Augusto de Ataíde fez parte de uma geração de políticos que Marcelo Caetano fez emergir na sua breve passagem pelo poder, a maioria dos quais saídos do viveiro universitário em que o sucessor de Salazar se movia melhor e em que foi cultivando a sua gente. Trabalhou no governo de Caetano nas áreas da Juventude e Educação e, a exemplo de outras personalidades dessa geração política, aportou por alguns anos ao Brasil, na sequência do temor às sequelas do 25 de abril. No seu pacífico regresso ao país da democracia, reintegrou-se na vida universitária e, tal como outras figuras académicas conservadoras, normalmente juristas, com raízes sociais na aristocracia ou com laços com a alta burguesia, foi cooptado por importantes grupos privados para integrar a teia dos seus lugares de representação institucional. A política em liberdade não parece tê-lo seduzido.

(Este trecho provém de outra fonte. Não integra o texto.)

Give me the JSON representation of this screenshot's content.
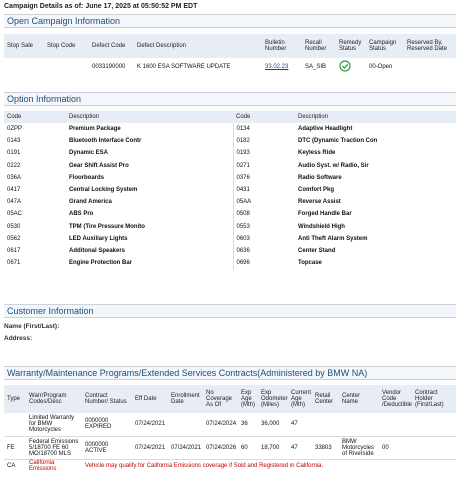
{
  "header": {
    "label": "Campaign Details as of:",
    "timestamp": "June 17, 2025 at 05:50:52 PM EDT"
  },
  "open_campaign": {
    "title": "Open Campaign Information",
    "columns": [
      "Stop Sale",
      "Stop Code",
      "Defect Code",
      "Defect Description",
      "Bulletin Number",
      "Recall Number",
      "Remedy Status",
      "Campaign Status",
      "Reserved By, Reserved Date"
    ],
    "rows": [
      [
        null,
        null,
        "0033190000",
        "K 1600 ESA SOFTWARE UPDATE",
        "33.02.23",
        "SA_SIB",
        null,
        "00-Open",
        null
      ]
    ]
  },
  "option_information": {
    "title": "Option Information",
    "columns": [
      "Code",
      "Description",
      "Code",
      "Description"
    ],
    "rows": [
      [
        "0ZPP",
        "Premium Package",
        "0134",
        "Adaptive Headlight"
      ],
      [
        "0143",
        "Bluetooth Interface Contr",
        "0182",
        "DTC (Dynamic Traction Con"
      ],
      [
        "0191",
        "Dynamic ESA",
        "0193",
        "Keyless Ride"
      ],
      [
        "0222",
        "Gear Shift Assist Pro",
        "0271",
        "Audio Syst. w/ Radio, Sir"
      ],
      [
        "036A",
        "Floorboards",
        "0376",
        "Radio Software"
      ],
      [
        "0417",
        "Central Locking System",
        "0431",
        "Comfort Pkg"
      ],
      [
        "047A",
        "Grand America",
        "05AA",
        "Reverse Assist"
      ],
      [
        "05AC",
        "ABS Pro",
        "0508",
        "Forged Handle Bar"
      ],
      [
        "0530",
        "TPM (Tire Pressure Monito",
        "0553",
        "Windshield High"
      ],
      [
        "0562",
        "LED Auxiliary Lights",
        "0603",
        "Anti Theft Alarm System"
      ],
      [
        "0617",
        "Additonal Speakers",
        "0636",
        "Center Stand"
      ],
      [
        "0671",
        "Engine Protection Bar",
        "0696",
        "Topcase"
      ]
    ]
  },
  "customer_information": {
    "title": "Customer Information",
    "fields": [
      "Name (First/Last):",
      "Address:"
    ]
  },
  "warranty": {
    "title": "Warranty/Maintenance Programs/Extended Services Contracts(Administered by BMW NA)",
    "columns": [
      "Type",
      "Warr/Program Codes/Desc",
      "Contract Number/ Status",
      "Eff Date",
      "Enrollment Date",
      "No Coverage As Of",
      "Exp Age (Mth)",
      "Exp Odometer (Miles)",
      "Current Age (Mth)",
      "Retail Center",
      "Center Name",
      "Vendor Code /Deductible",
      "Contract Holder (First/Last)"
    ],
    "rows": [
      [
        null,
        "Limited Warranty for BMW Motorcycles",
        "0000000 EXPIRED",
        "07/24/2021",
        null,
        "07/24/2024",
        "36",
        "36,000",
        "47",
        null,
        null,
        null,
        null
      ],
      [
        "FE",
        "Federal Emissions 5/18700 FE 60 MO/18700 MLS",
        "0000000 ACTIVE",
        "07/24/2021",
        "07/24/2021",
        "07/24/2026",
        "60",
        "18,700",
        "47",
        "33803",
        "BMW Motorcycles of Riverside",
        "00",
        null
      ]
    ],
    "ca_row": {
      "type": "CA",
      "program": "California Emissions",
      "note": "Vehicle may qualify for California Emissions coverage if Sold and Registered in California."
    }
  }
}
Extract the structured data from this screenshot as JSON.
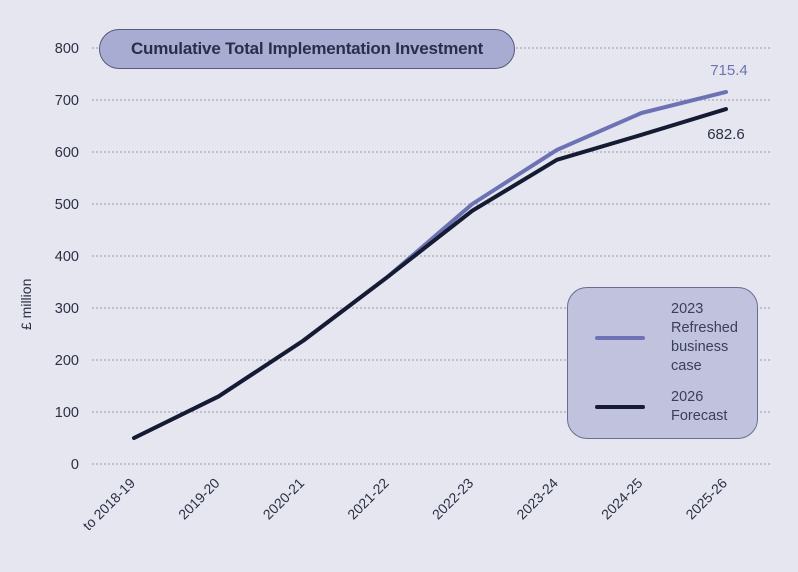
{
  "chart_data": {
    "type": "line",
    "title": "Cumulative Total Implementation Investment",
    "xlabel": "",
    "ylabel": "£ million",
    "ylim": [
      0,
      800
    ],
    "yticks": [
      0,
      100,
      200,
      300,
      400,
      500,
      600,
      700,
      800
    ],
    "grid": true,
    "legend_position": "bottom-right",
    "categories": [
      "to 2018-19",
      "2019-20",
      "2020-21",
      "2021-22",
      "2022-23",
      "2023-24",
      "2024-25",
      "2025-26"
    ],
    "series": [
      {
        "name": "2023 Refreshed business case",
        "color": "#6c72b4",
        "values": [
          50,
          130,
          237,
          360,
          500,
          604,
          675,
          715.4
        ],
        "end_label": "715.4"
      },
      {
        "name": "2026 Forecast",
        "color": "#141b33",
        "values": [
          50,
          130,
          237,
          360,
          487,
          585,
          633,
          682.6
        ],
        "end_label": "682.6"
      }
    ]
  },
  "legend": {
    "items": [
      {
        "label": "2023 Refreshed business case"
      },
      {
        "label": "2026 Forecast"
      }
    ]
  }
}
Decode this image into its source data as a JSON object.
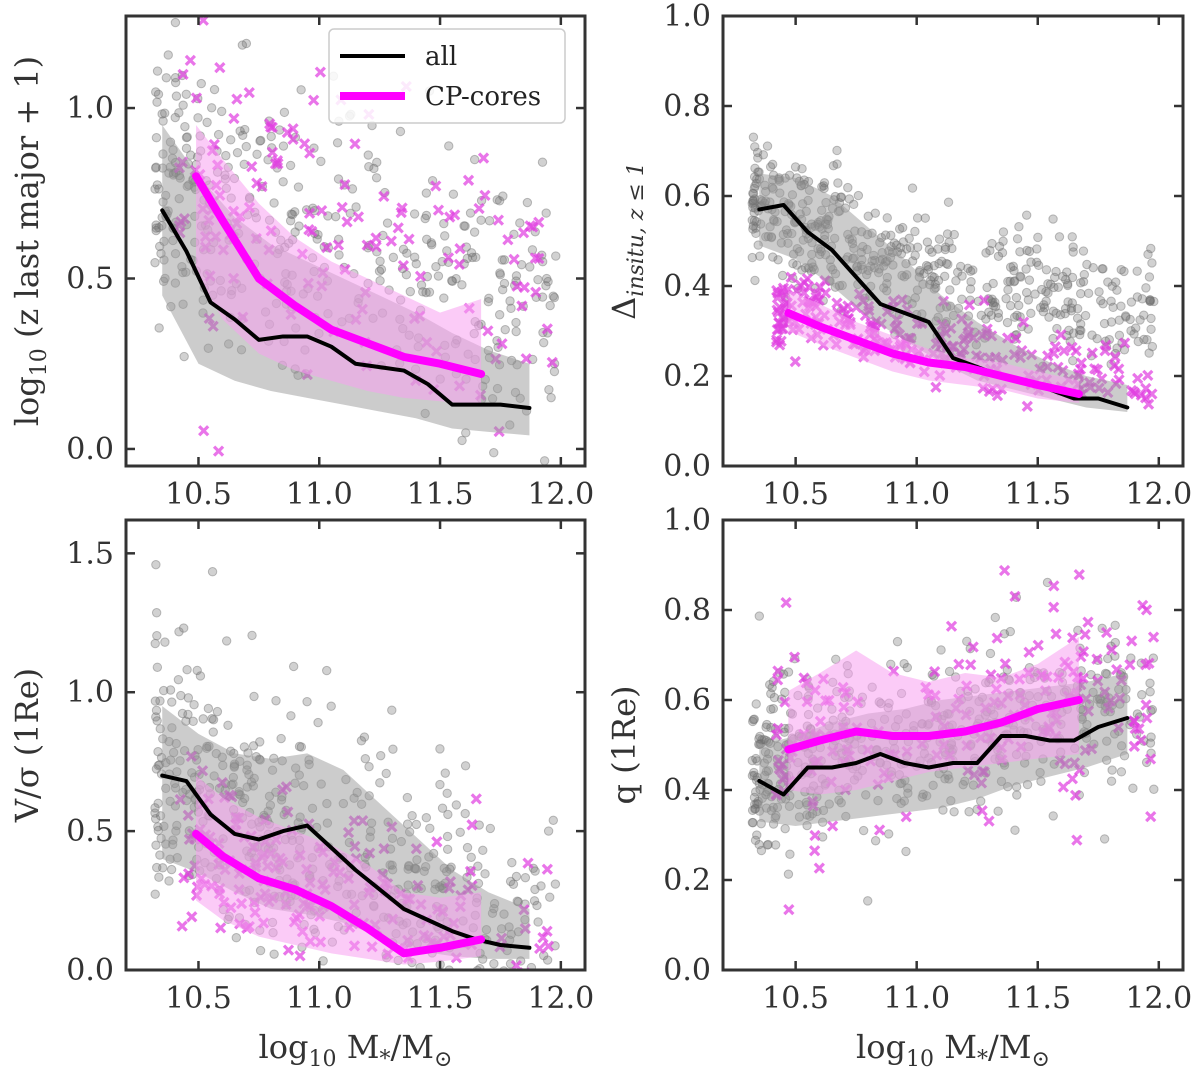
{
  "colors": {
    "all": "#000000",
    "all_band": "#9a9a9a",
    "all_points": "#707070",
    "cp": "#ff00ff",
    "cp_band": "#f7a0f0",
    "cp_points": "#e040e0"
  },
  "legend": {
    "all": "all",
    "cp": "CP-cores"
  },
  "chart_data": [
    {
      "id": "zlast",
      "type": "line",
      "title": "",
      "xlabel": "",
      "ylabel_html": "log<tspan font-size='22' dy='8'>10</tspan><tspan dy='-8'> (z last major + 1)</tspan>",
      "ylabel_text": "log10 (z last major + 1)",
      "xlim": [
        10.2,
        12.1
      ],
      "ylim": [
        -0.05,
        1.27
      ],
      "xticks": [
        10.5,
        11.0,
        11.5,
        12.0
      ],
      "xtick_labels": [
        "10.5",
        "11.0",
        "11.5",
        "12.0"
      ],
      "yticks": [
        0.0,
        0.5,
        1.0
      ],
      "ytick_labels": [
        "0.0",
        "0.5",
        "1.0"
      ],
      "series": [
        {
          "name": "all",
          "x": [
            10.35,
            10.45,
            10.55,
            10.65,
            10.75,
            10.85,
            10.95,
            11.05,
            11.15,
            11.25,
            11.35,
            11.45,
            11.55,
            11.65,
            11.75,
            11.87
          ],
          "y": [
            0.7,
            0.58,
            0.43,
            0.38,
            0.32,
            0.33,
            0.33,
            0.3,
            0.25,
            0.24,
            0.23,
            0.19,
            0.13,
            0.13,
            0.13,
            0.12
          ]
        },
        {
          "name": "CP-cores",
          "x": [
            10.49,
            10.6,
            10.75,
            10.9,
            11.05,
            11.2,
            11.35,
            11.5,
            11.67
          ],
          "y": [
            0.8,
            0.67,
            0.5,
            0.42,
            0.35,
            0.31,
            0.27,
            0.25,
            0.22
          ]
        }
      ],
      "bands": [
        {
          "name": "all",
          "x": [
            10.35,
            10.5,
            10.65,
            10.8,
            10.95,
            11.1,
            11.25,
            11.4,
            11.55,
            11.7,
            11.87
          ],
          "lo": [
            0.45,
            0.25,
            0.2,
            0.17,
            0.15,
            0.13,
            0.11,
            0.09,
            0.06,
            0.05,
            0.04
          ],
          "hi": [
            0.95,
            0.8,
            0.68,
            0.6,
            0.55,
            0.5,
            0.45,
            0.4,
            0.34,
            0.29,
            0.25
          ]
        },
        {
          "name": "CP-cores",
          "x": [
            10.49,
            10.6,
            10.75,
            10.9,
            11.05,
            11.2,
            11.35,
            11.5,
            11.67
          ],
          "lo": [
            0.52,
            0.38,
            0.28,
            0.23,
            0.2,
            0.17,
            0.15,
            0.14,
            0.13
          ],
          "hi": [
            0.95,
            0.85,
            0.72,
            0.62,
            0.55,
            0.5,
            0.45,
            0.4,
            0.44
          ]
        }
      ],
      "scatter": {
        "all": {
          "x_range": [
            10.32,
            11.98
          ],
          "center": [
            0.8,
            -0.3
          ],
          "curve": 0.03,
          "sigma": 0.21,
          "n": 420
        },
        "cp": {
          "x_range": [
            10.42,
            11.98
          ],
          "center": [
            0.85,
            -0.3
          ],
          "curve": 0.03,
          "sigma": 0.23,
          "n": 140
        }
      },
      "legend_position": "top-right"
    },
    {
      "id": "insitu",
      "type": "line",
      "title": "",
      "xlabel": "",
      "ylabel_html": "Δ<tspan font-size='22' font-style='italic' dy='8'>insitu, z ≤ 1</tspan>",
      "ylabel_text": "Δinsitu, z≤1",
      "xlim": [
        10.2,
        12.1
      ],
      "ylim": [
        0.0,
        1.0
      ],
      "xticks": [
        10.5,
        11.0,
        11.5,
        12.0
      ],
      "xtick_labels": [
        "10.5",
        "11.0",
        "11.5",
        "12.0"
      ],
      "yticks": [
        0.0,
        0.2,
        0.4,
        0.6,
        0.8,
        1.0
      ],
      "ytick_labels": [
        "0.0",
        "0.2",
        "0.4",
        "0.6",
        "0.8",
        "1.0"
      ],
      "series": [
        {
          "name": "all",
          "x": [
            10.35,
            10.45,
            10.55,
            10.65,
            10.75,
            10.85,
            10.95,
            11.05,
            11.15,
            11.25,
            11.35,
            11.45,
            11.55,
            11.65,
            11.75,
            11.87
          ],
          "y": [
            0.57,
            0.58,
            0.52,
            0.48,
            0.42,
            0.36,
            0.34,
            0.32,
            0.24,
            0.22,
            0.2,
            0.19,
            0.17,
            0.15,
            0.15,
            0.13
          ]
        },
        {
          "name": "CP-cores",
          "x": [
            10.47,
            10.6,
            10.75,
            10.9,
            11.05,
            11.2,
            11.35,
            11.5,
            11.67
          ],
          "y": [
            0.34,
            0.31,
            0.28,
            0.25,
            0.23,
            0.22,
            0.2,
            0.18,
            0.16
          ]
        }
      ],
      "bands": [
        {
          "name": "all",
          "x": [
            10.35,
            10.5,
            10.65,
            10.8,
            10.95,
            11.1,
            11.25,
            11.4,
            11.55,
            11.7,
            11.87
          ],
          "lo": [
            0.49,
            0.46,
            0.4,
            0.33,
            0.28,
            0.23,
            0.19,
            0.17,
            0.15,
            0.13,
            0.12
          ],
          "hi": [
            0.65,
            0.64,
            0.6,
            0.53,
            0.46,
            0.38,
            0.32,
            0.27,
            0.23,
            0.2,
            0.18
          ]
        },
        {
          "name": "CP-cores",
          "x": [
            10.47,
            10.6,
            10.75,
            10.9,
            11.05,
            11.2,
            11.35,
            11.5,
            11.67
          ],
          "lo": [
            0.3,
            0.27,
            0.24,
            0.21,
            0.19,
            0.18,
            0.17,
            0.15,
            0.14
          ],
          "hi": [
            0.39,
            0.36,
            0.32,
            0.29,
            0.26,
            0.24,
            0.23,
            0.21,
            0.19
          ]
        }
      ],
      "scatter": {
        "all": {
          "x_range": [
            10.32,
            11.98
          ],
          "center": [
            0.6,
            -0.28
          ],
          "curve": 0.08,
          "sigma": 0.07,
          "n": 520
        },
        "cp": {
          "x_range": [
            10.42,
            11.98
          ],
          "center": [
            0.35,
            -0.12
          ],
          "curve": 0.0,
          "sigma": 0.045,
          "n": 240
        }
      },
      "legend_position": "none"
    },
    {
      "id": "vsigma",
      "type": "line",
      "title": "",
      "xlabel_html": "log<tspan font-size='22' dy='8'>10</tspan><tspan dy='-8'> M</tspan><tspan font-size='22' dy='8'>*</tspan><tspan dy='-8'>/M</tspan><tspan font-size='22' dy='8'>⊙</tspan>",
      "xlabel_text": "log10 M*/M⊙",
      "ylabel_html": "V/σ (1Re)",
      "ylabel_text": "V/σ (1Re)",
      "xlim": [
        10.2,
        12.1
      ],
      "ylim": [
        0.0,
        1.62
      ],
      "xticks": [
        10.5,
        11.0,
        11.5,
        12.0
      ],
      "xtick_labels": [
        "10.5",
        "11.0",
        "11.5",
        "12.0"
      ],
      "yticks": [
        0.0,
        0.5,
        1.0,
        1.5
      ],
      "ytick_labels": [
        "0.0",
        "0.5",
        "1.0",
        "1.5"
      ],
      "series": [
        {
          "name": "all",
          "x": [
            10.35,
            10.45,
            10.55,
            10.65,
            10.75,
            10.85,
            10.95,
            11.05,
            11.15,
            11.25,
            11.35,
            11.45,
            11.55,
            11.65,
            11.75,
            11.87
          ],
          "y": [
            0.7,
            0.68,
            0.56,
            0.49,
            0.47,
            0.5,
            0.52,
            0.44,
            0.36,
            0.29,
            0.22,
            0.18,
            0.14,
            0.11,
            0.09,
            0.08
          ]
        },
        {
          "name": "CP-cores",
          "x": [
            10.49,
            10.6,
            10.75,
            10.9,
            11.05,
            11.2,
            11.35,
            11.5,
            11.67
          ],
          "y": [
            0.49,
            0.41,
            0.33,
            0.29,
            0.23,
            0.15,
            0.06,
            0.08,
            0.11
          ]
        }
      ],
      "bands": [
        {
          "name": "all",
          "x": [
            10.35,
            10.5,
            10.65,
            10.8,
            10.95,
            11.1,
            11.25,
            11.4,
            11.55,
            11.7,
            11.87
          ],
          "lo": [
            0.4,
            0.35,
            0.28,
            0.22,
            0.2,
            0.17,
            0.12,
            0.07,
            0.05,
            0.04,
            0.04
          ],
          "hi": [
            0.95,
            0.85,
            0.78,
            0.76,
            0.78,
            0.72,
            0.6,
            0.48,
            0.36,
            0.28,
            0.22
          ]
        },
        {
          "name": "CP-cores",
          "x": [
            10.49,
            10.6,
            10.75,
            10.9,
            11.05,
            11.2,
            11.35,
            11.5,
            11.67
          ],
          "lo": [
            0.25,
            0.18,
            0.12,
            0.09,
            0.06,
            0.04,
            0.02,
            0.03,
            0.05
          ],
          "hi": [
            0.7,
            0.62,
            0.55,
            0.5,
            0.45,
            0.38,
            0.28,
            0.26,
            0.28
          ]
        }
      ],
      "scatter": {
        "all": {
          "x_range": [
            10.32,
            11.98
          ],
          "center": [
            0.72,
            -0.4
          ],
          "curve": 0.0,
          "sigma": 0.26,
          "n": 520
        },
        "cp": {
          "x_range": [
            10.42,
            11.98
          ],
          "center": [
            0.45,
            -0.25
          ],
          "curve": 0.0,
          "sigma": 0.18,
          "n": 190
        }
      },
      "legend_position": "none"
    },
    {
      "id": "q",
      "type": "line",
      "title": "",
      "xlabel_html": "log<tspan font-size='22' dy='8'>10</tspan><tspan dy='-8'> M</tspan><tspan font-size='22' dy='8'>*</tspan><tspan dy='-8'>/M</tspan><tspan font-size='22' dy='8'>⊙</tspan>",
      "xlabel_text": "log10 M*/M⊙",
      "ylabel_html": "q (1Re)",
      "ylabel_text": "q (1Re)",
      "xlim": [
        10.2,
        12.1
      ],
      "ylim": [
        0.0,
        1.0
      ],
      "xticks": [
        10.5,
        11.0,
        11.5,
        12.0
      ],
      "xtick_labels": [
        "10.5",
        "11.0",
        "11.5",
        "12.0"
      ],
      "yticks": [
        0.0,
        0.2,
        0.4,
        0.6,
        0.8,
        1.0
      ],
      "ytick_labels": [
        "0.0",
        "0.2",
        "0.4",
        "0.6",
        "0.8",
        "1.0"
      ],
      "series": [
        {
          "name": "all",
          "x": [
            10.35,
            10.45,
            10.55,
            10.65,
            10.75,
            10.85,
            10.95,
            11.05,
            11.15,
            11.25,
            11.35,
            11.45,
            11.55,
            11.65,
            11.75,
            11.87
          ],
          "y": [
            0.42,
            0.39,
            0.45,
            0.45,
            0.46,
            0.48,
            0.46,
            0.45,
            0.46,
            0.46,
            0.52,
            0.52,
            0.51,
            0.51,
            0.54,
            0.56
          ]
        },
        {
          "name": "CP-cores",
          "x": [
            10.47,
            10.6,
            10.75,
            10.9,
            11.05,
            11.2,
            11.35,
            11.5,
            11.67
          ],
          "y": [
            0.49,
            0.51,
            0.53,
            0.52,
            0.52,
            0.53,
            0.55,
            0.58,
            0.6
          ]
        }
      ],
      "bands": [
        {
          "name": "all",
          "x": [
            10.35,
            10.5,
            10.65,
            10.8,
            10.95,
            11.1,
            11.25,
            11.4,
            11.55,
            11.7,
            11.87
          ],
          "lo": [
            0.33,
            0.32,
            0.33,
            0.34,
            0.35,
            0.36,
            0.38,
            0.41,
            0.43,
            0.45,
            0.48
          ],
          "hi": [
            0.5,
            0.52,
            0.55,
            0.57,
            0.58,
            0.6,
            0.61,
            0.62,
            0.63,
            0.64,
            0.66
          ]
        },
        {
          "name": "CP-cores",
          "x": [
            10.47,
            10.6,
            10.75,
            10.9,
            11.05,
            11.2,
            11.35,
            11.5,
            11.67
          ],
          "lo": [
            0.4,
            0.39,
            0.4,
            0.42,
            0.44,
            0.45,
            0.46,
            0.47,
            0.48
          ],
          "hi": [
            0.62,
            0.66,
            0.71,
            0.66,
            0.64,
            0.66,
            0.65,
            0.68,
            0.74
          ]
        }
      ],
      "scatter": {
        "all": {
          "x_range": [
            10.32,
            11.98
          ],
          "center": [
            0.44,
            0.1
          ],
          "curve": 0.0,
          "sigma": 0.1,
          "n": 520
        },
        "cp": {
          "x_range": [
            10.42,
            11.98
          ],
          "center": [
            0.48,
            0.1
          ],
          "curve": 0.0,
          "sigma": 0.12,
          "n": 190
        }
      },
      "legend_position": "none"
    }
  ]
}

Um dia, há já alguns anos, caiu-me nas mãos uma biografia de Augusto de Ataíde. Não era um texto político, relevava do memorialismo pessoal e familiar, com a curiosidade de se centrar muito na sociedade açoreana, um microcosmos a que sempre atribuí uma graça especial. Sem ser uma obra excecional foi, contudo, para mim, uma curiosa revelação, não apenas por me ajudar a compreender melhor o ambiente de um certo Portugal do Estado Novo de província mas, muito em particular, por expor, com uma candura que só pode merecer o nosso respeito, uma séria crise na sua família, que muito terá marcado a existência do autor. Não tinha a menor ideia pessoal sobre Augusto de Ataíde, desde a sua saída da cena política. Com a leitura de "O Percurso Solitário", nome do seu livro, dei-me conta de estar perante um homem de bem, sendo embora alguém que sempre esteve num quadrante que nunca foi o meu. Mas, no que me toca, tenho sempre pena ver desaparecer pessoas de bem, venham elas de onde vierem.